My Lords, the working group will meet in March and I would not want to pre-empt what it will come up with or recommend. I am saying that there is existing legislation to do what my noble friend Lord Flight suggests, but it is a question of local authorities’ willingness to take it up, which is varied. I cannot pre-empt what the working group will say.
My noble friend also made the point that only the good landlords will come forward, and I agree with that. I also agree that local authorities should focus their enforcement on the small number of rogues who knowingly flout their obligations, and that what is why we are establishing the database.
The noble Lord, Lord Greaves, asked how the council can crack down on a landlord if the tenant does not know them. The tenant can raise concerns with the council, which can use the powers in the Housing Act 2004 and seek action from the landlord or the property manager. The tenant may not know the landlord, but they should know the managing agent.
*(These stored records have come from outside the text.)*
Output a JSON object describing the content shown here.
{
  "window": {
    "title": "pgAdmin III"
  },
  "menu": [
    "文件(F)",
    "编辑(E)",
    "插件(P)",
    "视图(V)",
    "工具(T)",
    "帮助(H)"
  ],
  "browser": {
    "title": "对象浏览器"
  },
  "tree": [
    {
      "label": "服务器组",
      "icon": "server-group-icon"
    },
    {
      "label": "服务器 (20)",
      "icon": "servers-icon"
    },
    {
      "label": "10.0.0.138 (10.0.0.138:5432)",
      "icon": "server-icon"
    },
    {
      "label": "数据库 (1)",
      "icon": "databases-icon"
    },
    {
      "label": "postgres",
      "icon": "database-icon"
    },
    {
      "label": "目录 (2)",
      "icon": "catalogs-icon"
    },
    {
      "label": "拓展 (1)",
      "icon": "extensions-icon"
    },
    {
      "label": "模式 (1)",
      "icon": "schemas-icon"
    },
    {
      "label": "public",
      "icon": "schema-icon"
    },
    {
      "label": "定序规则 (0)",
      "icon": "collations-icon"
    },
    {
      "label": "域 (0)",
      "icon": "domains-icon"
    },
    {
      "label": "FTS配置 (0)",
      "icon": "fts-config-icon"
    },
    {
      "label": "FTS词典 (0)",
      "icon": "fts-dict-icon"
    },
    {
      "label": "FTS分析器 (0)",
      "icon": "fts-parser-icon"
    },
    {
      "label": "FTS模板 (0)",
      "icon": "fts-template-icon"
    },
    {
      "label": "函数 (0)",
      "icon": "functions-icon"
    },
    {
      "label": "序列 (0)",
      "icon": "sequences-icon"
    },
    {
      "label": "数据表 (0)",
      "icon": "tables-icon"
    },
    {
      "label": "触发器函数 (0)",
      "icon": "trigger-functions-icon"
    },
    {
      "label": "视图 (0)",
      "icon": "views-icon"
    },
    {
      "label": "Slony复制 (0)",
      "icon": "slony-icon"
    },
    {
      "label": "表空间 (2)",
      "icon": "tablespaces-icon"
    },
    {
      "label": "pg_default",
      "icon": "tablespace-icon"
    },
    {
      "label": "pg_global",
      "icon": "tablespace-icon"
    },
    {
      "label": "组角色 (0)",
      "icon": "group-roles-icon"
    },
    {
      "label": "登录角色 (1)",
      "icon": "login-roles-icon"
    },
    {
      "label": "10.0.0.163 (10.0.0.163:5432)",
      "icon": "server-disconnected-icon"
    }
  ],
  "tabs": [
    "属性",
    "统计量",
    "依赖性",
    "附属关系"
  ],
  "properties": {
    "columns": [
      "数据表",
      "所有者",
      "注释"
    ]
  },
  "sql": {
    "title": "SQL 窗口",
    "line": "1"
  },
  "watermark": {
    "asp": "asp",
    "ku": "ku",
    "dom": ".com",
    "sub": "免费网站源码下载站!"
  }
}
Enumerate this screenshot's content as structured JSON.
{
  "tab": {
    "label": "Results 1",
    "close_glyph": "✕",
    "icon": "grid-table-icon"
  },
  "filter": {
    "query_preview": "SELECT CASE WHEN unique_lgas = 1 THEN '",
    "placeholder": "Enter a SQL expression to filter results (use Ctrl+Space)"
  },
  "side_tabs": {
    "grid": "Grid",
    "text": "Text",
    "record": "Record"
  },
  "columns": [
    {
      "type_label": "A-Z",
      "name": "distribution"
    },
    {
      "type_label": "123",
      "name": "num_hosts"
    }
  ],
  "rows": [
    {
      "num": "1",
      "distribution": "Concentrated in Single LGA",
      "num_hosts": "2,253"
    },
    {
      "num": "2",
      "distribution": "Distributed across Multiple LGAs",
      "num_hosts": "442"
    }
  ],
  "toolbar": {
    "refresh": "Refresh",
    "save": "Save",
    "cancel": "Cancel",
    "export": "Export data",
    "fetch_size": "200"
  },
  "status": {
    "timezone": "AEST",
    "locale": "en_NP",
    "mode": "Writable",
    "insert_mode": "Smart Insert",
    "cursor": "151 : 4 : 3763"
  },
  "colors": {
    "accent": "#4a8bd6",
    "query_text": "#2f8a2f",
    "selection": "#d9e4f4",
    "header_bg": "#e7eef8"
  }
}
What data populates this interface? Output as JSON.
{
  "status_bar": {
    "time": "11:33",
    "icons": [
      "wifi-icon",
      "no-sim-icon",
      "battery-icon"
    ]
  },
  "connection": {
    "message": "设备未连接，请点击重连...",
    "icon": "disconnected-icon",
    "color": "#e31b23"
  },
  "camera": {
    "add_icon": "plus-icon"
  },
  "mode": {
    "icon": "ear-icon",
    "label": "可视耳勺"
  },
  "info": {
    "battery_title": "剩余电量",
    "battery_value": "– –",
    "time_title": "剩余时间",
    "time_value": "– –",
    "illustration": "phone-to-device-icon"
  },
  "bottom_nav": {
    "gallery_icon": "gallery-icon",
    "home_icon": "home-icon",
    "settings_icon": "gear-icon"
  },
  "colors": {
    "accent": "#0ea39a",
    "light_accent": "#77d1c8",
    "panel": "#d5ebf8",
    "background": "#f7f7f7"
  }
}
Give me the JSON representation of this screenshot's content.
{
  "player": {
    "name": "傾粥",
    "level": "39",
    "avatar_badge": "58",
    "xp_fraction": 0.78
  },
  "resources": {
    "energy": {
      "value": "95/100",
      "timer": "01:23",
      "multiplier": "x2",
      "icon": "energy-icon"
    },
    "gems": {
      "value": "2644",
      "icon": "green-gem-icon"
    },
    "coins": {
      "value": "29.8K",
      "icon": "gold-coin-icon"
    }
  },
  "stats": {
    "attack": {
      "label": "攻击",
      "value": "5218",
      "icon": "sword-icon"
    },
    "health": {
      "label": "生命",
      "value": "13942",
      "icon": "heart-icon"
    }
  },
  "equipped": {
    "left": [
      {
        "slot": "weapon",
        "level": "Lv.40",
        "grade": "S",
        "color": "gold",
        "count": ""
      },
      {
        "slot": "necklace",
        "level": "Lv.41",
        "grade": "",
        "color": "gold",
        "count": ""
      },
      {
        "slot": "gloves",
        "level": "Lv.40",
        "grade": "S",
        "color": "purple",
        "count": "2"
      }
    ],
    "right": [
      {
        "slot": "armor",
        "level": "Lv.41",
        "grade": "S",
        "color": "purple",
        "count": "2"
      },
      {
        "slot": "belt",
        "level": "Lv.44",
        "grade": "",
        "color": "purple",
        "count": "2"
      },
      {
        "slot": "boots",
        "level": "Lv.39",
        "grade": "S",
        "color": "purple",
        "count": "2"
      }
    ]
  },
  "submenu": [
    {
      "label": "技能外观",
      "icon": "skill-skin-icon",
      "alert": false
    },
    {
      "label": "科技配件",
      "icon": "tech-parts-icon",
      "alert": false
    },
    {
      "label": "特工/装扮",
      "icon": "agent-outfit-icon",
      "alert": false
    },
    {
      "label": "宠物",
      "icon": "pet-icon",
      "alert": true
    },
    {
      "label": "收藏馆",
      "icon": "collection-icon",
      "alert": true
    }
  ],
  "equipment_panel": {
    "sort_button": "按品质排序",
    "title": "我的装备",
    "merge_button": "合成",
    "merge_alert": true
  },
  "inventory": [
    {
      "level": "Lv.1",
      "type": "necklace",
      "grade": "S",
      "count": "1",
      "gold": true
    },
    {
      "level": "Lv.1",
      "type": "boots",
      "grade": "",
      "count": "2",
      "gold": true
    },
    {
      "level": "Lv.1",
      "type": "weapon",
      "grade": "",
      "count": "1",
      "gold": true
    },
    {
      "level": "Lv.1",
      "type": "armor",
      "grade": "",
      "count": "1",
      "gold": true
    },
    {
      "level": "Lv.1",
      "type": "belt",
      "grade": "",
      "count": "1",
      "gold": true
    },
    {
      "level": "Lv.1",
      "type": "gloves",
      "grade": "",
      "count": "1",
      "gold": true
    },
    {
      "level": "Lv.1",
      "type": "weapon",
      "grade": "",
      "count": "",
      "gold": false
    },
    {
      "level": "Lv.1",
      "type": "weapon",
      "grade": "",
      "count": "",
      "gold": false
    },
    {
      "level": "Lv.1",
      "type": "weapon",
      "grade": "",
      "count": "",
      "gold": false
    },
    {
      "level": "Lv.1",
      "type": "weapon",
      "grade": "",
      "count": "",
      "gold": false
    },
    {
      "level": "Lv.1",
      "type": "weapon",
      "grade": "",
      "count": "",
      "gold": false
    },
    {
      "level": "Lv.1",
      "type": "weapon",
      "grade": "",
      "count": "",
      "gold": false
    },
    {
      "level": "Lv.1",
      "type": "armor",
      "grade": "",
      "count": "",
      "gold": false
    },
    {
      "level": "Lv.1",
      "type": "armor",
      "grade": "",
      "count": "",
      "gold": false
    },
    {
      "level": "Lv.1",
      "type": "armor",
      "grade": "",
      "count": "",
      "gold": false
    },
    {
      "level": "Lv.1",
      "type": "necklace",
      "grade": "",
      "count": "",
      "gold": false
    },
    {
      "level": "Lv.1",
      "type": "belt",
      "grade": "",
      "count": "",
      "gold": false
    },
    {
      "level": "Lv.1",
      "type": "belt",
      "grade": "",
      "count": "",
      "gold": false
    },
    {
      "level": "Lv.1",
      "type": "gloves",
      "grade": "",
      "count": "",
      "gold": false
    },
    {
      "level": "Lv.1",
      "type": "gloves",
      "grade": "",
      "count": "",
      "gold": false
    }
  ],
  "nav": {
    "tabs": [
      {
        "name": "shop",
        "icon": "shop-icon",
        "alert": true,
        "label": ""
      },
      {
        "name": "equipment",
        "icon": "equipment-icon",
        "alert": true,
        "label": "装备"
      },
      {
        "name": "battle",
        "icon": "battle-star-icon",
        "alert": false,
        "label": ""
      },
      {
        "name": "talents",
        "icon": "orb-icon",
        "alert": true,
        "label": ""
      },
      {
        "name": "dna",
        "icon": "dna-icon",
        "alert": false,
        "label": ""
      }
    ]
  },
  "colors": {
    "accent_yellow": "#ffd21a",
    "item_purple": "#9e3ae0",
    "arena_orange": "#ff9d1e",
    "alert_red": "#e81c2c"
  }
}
My noble friend Lord Flight asked how local authorities know where the rogue landlords are. Obviously the database will be built up, but authorities will be able to combine the tenancy deposit data with existing data sets, such as council tax and housing benefit data, to identify properties that are not on the tenancy deposit protection list and hence those potentially belonging to rogue landlords.
The noble Lord, Lord Foster, asked about immigration, particularly illegal immigration, and how those tenants would be identified. The Immigration Act 2014 introduces a requirement now to check the immigration status of the tenants. Where a landlord has concerns about a tenant’s immigration status, he should contact the Home Office. Local authorities can also raise any concerns regarding illegal immigrants with the Home Office.
With those points, I hope that the noble Lord will feel content to withdraw his amendment.